Mpox (formerly monkeypox) is a virus infection caused by Monkeypox virus, a double-stranded DNA orthopoxvirus related to variola, vaccinia, cowpox and Borealpox viruses. There are 2 main Mpox clades: Clade I, endemic to Central Africa and Clade II, to West Africa. Clade I is associated with more severe and Clade II with less severe disease.

In 2022 cases of Mpox Clade II were reported in North America and Europe. More recently, Clade I cases are reported in Europe and the US. Clade II Mpox is now reported in >100 countries with >100,000 cases worldwide and >500 deaths. The World Health Organization (WHO) has declared Mpox a Public Health Emergency of International Concern (PHEIC).

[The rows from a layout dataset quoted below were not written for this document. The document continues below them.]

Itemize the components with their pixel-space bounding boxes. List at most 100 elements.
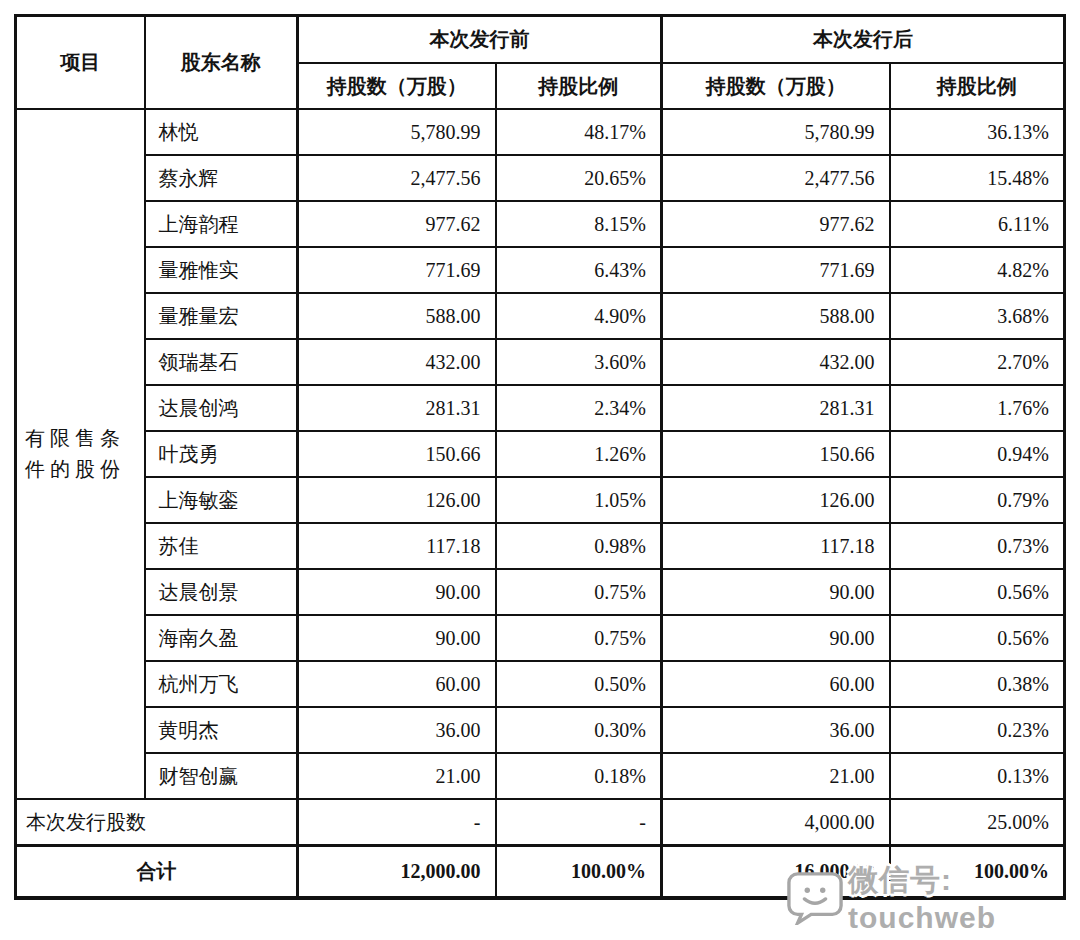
table-header: 项目 股东名称 本次发行前 本次发行后 持股数（万股） 持股比例 持股数（万股）… xyxy=(16,16,1065,109)
total-row-label: 合计 xyxy=(16,846,298,898)
post-ratio-cell: 0.56% xyxy=(890,615,1065,661)
issue-row-label: 本次发行股数 xyxy=(16,799,298,846)
post-ratio-cell: 3.68% xyxy=(890,293,1065,339)
item-category-line: 有限售条 xyxy=(25,423,140,454)
pre-ratio-cell: 0.50% xyxy=(496,661,662,707)
issue-post-shares-cell: 4,000.00 xyxy=(662,799,890,846)
table-row: 财智创赢21.000.18%21.000.13% xyxy=(16,753,1065,799)
issue-pre-ratio-cell: - xyxy=(496,799,662,846)
pre-shares-cell: 2,477.56 xyxy=(298,155,496,201)
pre-shares-cell: 117.18 xyxy=(298,523,496,569)
shareholder-name-cell: 达晨创景 xyxy=(145,569,298,615)
document-page: 项目 股东名称 本次发行前 本次发行后 持股数（万股） 持股比例 持股数（万股）… xyxy=(0,0,1080,940)
post-ratio-cell: 2.70% xyxy=(890,339,1065,385)
header-group-pre-issue: 本次发行前 xyxy=(298,16,662,63)
table-row: 叶茂勇150.661.26%150.660.94% xyxy=(16,431,1065,477)
table-row: 量雅惟实771.696.43%771.694.82% xyxy=(16,247,1065,293)
pre-ratio-cell: 0.75% xyxy=(496,615,662,661)
issue-pre-shares-cell: - xyxy=(298,799,496,846)
post-ratio-cell: 0.56% xyxy=(890,569,1065,615)
post-shares-cell: 2,477.56 xyxy=(662,155,890,201)
post-shares-cell: 60.00 xyxy=(662,661,890,707)
table-row: 量雅量宏588.004.90%588.003.68% xyxy=(16,293,1065,339)
pre-shares-cell: 281.31 xyxy=(298,385,496,431)
pre-ratio-cell: 0.75% xyxy=(496,569,662,615)
table-row: 上海韵程977.628.15%977.626.11% xyxy=(16,201,1065,247)
post-shares-cell: 5,780.99 xyxy=(662,109,890,155)
post-ratio-cell: 0.23% xyxy=(890,707,1065,753)
header-post-shares: 持股数（万股） xyxy=(662,63,890,109)
post-ratio-cell: 0.13% xyxy=(890,753,1065,799)
shareholder-name-cell: 领瑞基石 xyxy=(145,339,298,385)
post-ratio-cell: 0.73% xyxy=(890,523,1065,569)
shareholder-name-cell: 黄明杰 xyxy=(145,707,298,753)
pre-ratio-cell: 20.65% xyxy=(496,155,662,201)
table-row: 达晨创鸿281.312.34%281.311.76% xyxy=(16,385,1065,431)
pre-ratio-cell: 0.18% xyxy=(496,753,662,799)
table-row: 黄明杰36.000.30%36.000.23% xyxy=(16,707,1065,753)
pre-ratio-cell: 0.98% xyxy=(496,523,662,569)
wechat-chat-icon xyxy=(786,869,844,925)
table-row: 蔡永辉2,477.5620.65%2,477.5615.48% xyxy=(16,155,1065,201)
header-post-ratio: 持股比例 xyxy=(890,63,1065,109)
total-pre-ratio-cell: 100.00% xyxy=(496,846,662,898)
pre-shares-cell: 150.66 xyxy=(298,431,496,477)
header-pre-shares: 持股数（万股） xyxy=(298,63,496,109)
post-shares-cell: 150.66 xyxy=(662,431,890,477)
pre-shares-cell: 977.62 xyxy=(298,201,496,247)
pre-ratio-cell: 2.34% xyxy=(496,385,662,431)
table-body: 有限售条件的股份林悦5,780.9948.17%5,780.9936.13%蔡永… xyxy=(16,109,1065,799)
shareholder-name-cell: 海南久盈 xyxy=(145,615,298,661)
table-row: 领瑞基石432.003.60%432.002.70% xyxy=(16,339,1065,385)
header-pre-ratio: 持股比例 xyxy=(496,63,662,109)
shareholder-name-cell: 苏佳 xyxy=(145,523,298,569)
pre-ratio-cell: 0.30% xyxy=(496,707,662,753)
shareholder-name-cell: 上海韵程 xyxy=(145,201,298,247)
pre-shares-cell: 5,780.99 xyxy=(298,109,496,155)
post-ratio-cell: 4.82% xyxy=(890,247,1065,293)
post-shares-cell: 36.00 xyxy=(662,707,890,753)
post-shares-cell: 977.62 xyxy=(662,201,890,247)
shareholder-name-cell: 叶茂勇 xyxy=(145,431,298,477)
table-row: 杭州万飞60.000.50%60.000.38% xyxy=(16,661,1065,707)
post-shares-cell: 281.31 xyxy=(662,385,890,431)
pre-shares-cell: 36.00 xyxy=(298,707,496,753)
post-ratio-cell: 0.38% xyxy=(890,661,1065,707)
post-shares-cell: 771.69 xyxy=(662,247,890,293)
shareholder-name-cell: 上海敏銮 xyxy=(145,477,298,523)
post-shares-cell: 117.18 xyxy=(662,523,890,569)
pre-shares-cell: 432.00 xyxy=(298,339,496,385)
post-shares-cell: 21.00 xyxy=(662,753,890,799)
item-category-cell: 有限售条件的股份 xyxy=(16,109,145,799)
post-ratio-cell: 0.94% xyxy=(890,431,1065,477)
table-row: 达晨创景90.000.75%90.000.56% xyxy=(16,569,1065,615)
shareholder-name-cell: 杭州万飞 xyxy=(145,661,298,707)
table-row: 有限售条件的股份林悦5,780.9948.17%5,780.9936.13% xyxy=(16,109,1065,155)
watermark-text: 微信号: touchweb xyxy=(848,860,1080,935)
table-row: 海南久盈90.000.75%90.000.56% xyxy=(16,615,1065,661)
pre-shares-cell: 90.00 xyxy=(298,615,496,661)
shareholding-table: 项目 股东名称 本次发行前 本次发行后 持股数（万股） 持股比例 持股数（万股）… xyxy=(14,14,1066,900)
pre-ratio-cell: 1.05% xyxy=(496,477,662,523)
item-category-line: 件的股份 xyxy=(25,454,140,485)
post-shares-cell: 126.00 xyxy=(662,477,890,523)
pre-ratio-cell: 6.43% xyxy=(496,247,662,293)
post-shares-cell: 90.00 xyxy=(662,615,890,661)
pre-ratio-cell: 1.26% xyxy=(496,431,662,477)
shareholder-name-cell: 量雅惟实 xyxy=(145,247,298,293)
shareholder-name-cell: 财智创赢 xyxy=(145,753,298,799)
watermark: 微信号: touchweb xyxy=(786,864,1080,930)
total-pre-shares-cell: 12,000.00 xyxy=(298,846,496,898)
header-group-post-issue: 本次发行后 xyxy=(662,16,1065,63)
pre-shares-cell: 126.00 xyxy=(298,477,496,523)
pre-shares-cell: 90.00 xyxy=(298,569,496,615)
header-item: 项目 xyxy=(16,16,145,109)
shareholder-name-cell: 量雅量宏 xyxy=(145,293,298,339)
table-row: 上海敏銮126.001.05%126.000.79% xyxy=(16,477,1065,523)
post-ratio-cell: 1.76% xyxy=(890,385,1065,431)
post-ratio-cell: 36.13% xyxy=(890,109,1065,155)
pre-ratio-cell: 3.60% xyxy=(496,339,662,385)
post-shares-cell: 588.00 xyxy=(662,293,890,339)
post-shares-cell: 90.00 xyxy=(662,569,890,615)
post-ratio-cell: 0.79% xyxy=(890,477,1065,523)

Human-to-human transmission of Mpox is the most common route outside Africa. Transmission occurs by contact with skin of an infected, usually symptomatic person. However, transmission can also occur via clothing, bedding, towels, dishes, cutlery and by saliva. There is also transmission via sexual contact among people who are gay or b-isexual.

Diagnosis of Mpox infection is by polymerase chain reaction (PCR)-testing with virus-specific DNA primers and probes. Persons with a positive orthopoxvirus virus PCR test should have additional testing to exclude related infections such as coxpox and Borealpox.

Symptoms of Mpox infection are protean including a painful rash which starts as raised spots turning into ulcers and liquid-filled blisters which eventually form desquamating scabs, fever, headache, myalgias, enlarged lymph nodes, rigors, fatigue and arthralgias. Pharyngitis and proctitis may be presenting symptoms.

Clade II cases are typically self-limited but this is not so of Clade I infections which may require medical intervention with anti-virals such as tecovirimat and cidofovir. Smallpox vaccination may attenuate severity of Mpox infections and is recommended in health care workers and others likely to be in close contact with Mpox-infected persons.

Isolation of known or suspected cases is critical. Currently, there is no vaccine. It is important to report all suspected and proven cases to local and national Health Authorities.

Persons with haematological cancers, especially those receiving chemotherapy and other immune-suppressive therapies are at increased risk of Mpox infection. They are also at increased risk of severe adverse effects from Clade I and even Clade II infections. Precautions should resemble those used to protect people with haematological cancers from herpesvirus infections. Haematologists in Africa should be especially alert to the possibility of Mpox infection in their patients. Transmission of Mpox to physicians is reported but is rare. The Centres for Disease Control and Prevention (CDC) recommends physicians wear a gown, gloves, eye protection and an N95 respirator whilst caring for people with suspected or proven Mpox infection.

Although no cases of Mpox in people with haematological cancers are reported yet the rapid spread of Clade II infections worldwide makes this likely to occur. Also, the protean manifestations of Mpox make it likely a correct diagnosis might be missed. We urge haematologists to keep Mpox infection in mind when caring for people with haematological cancers.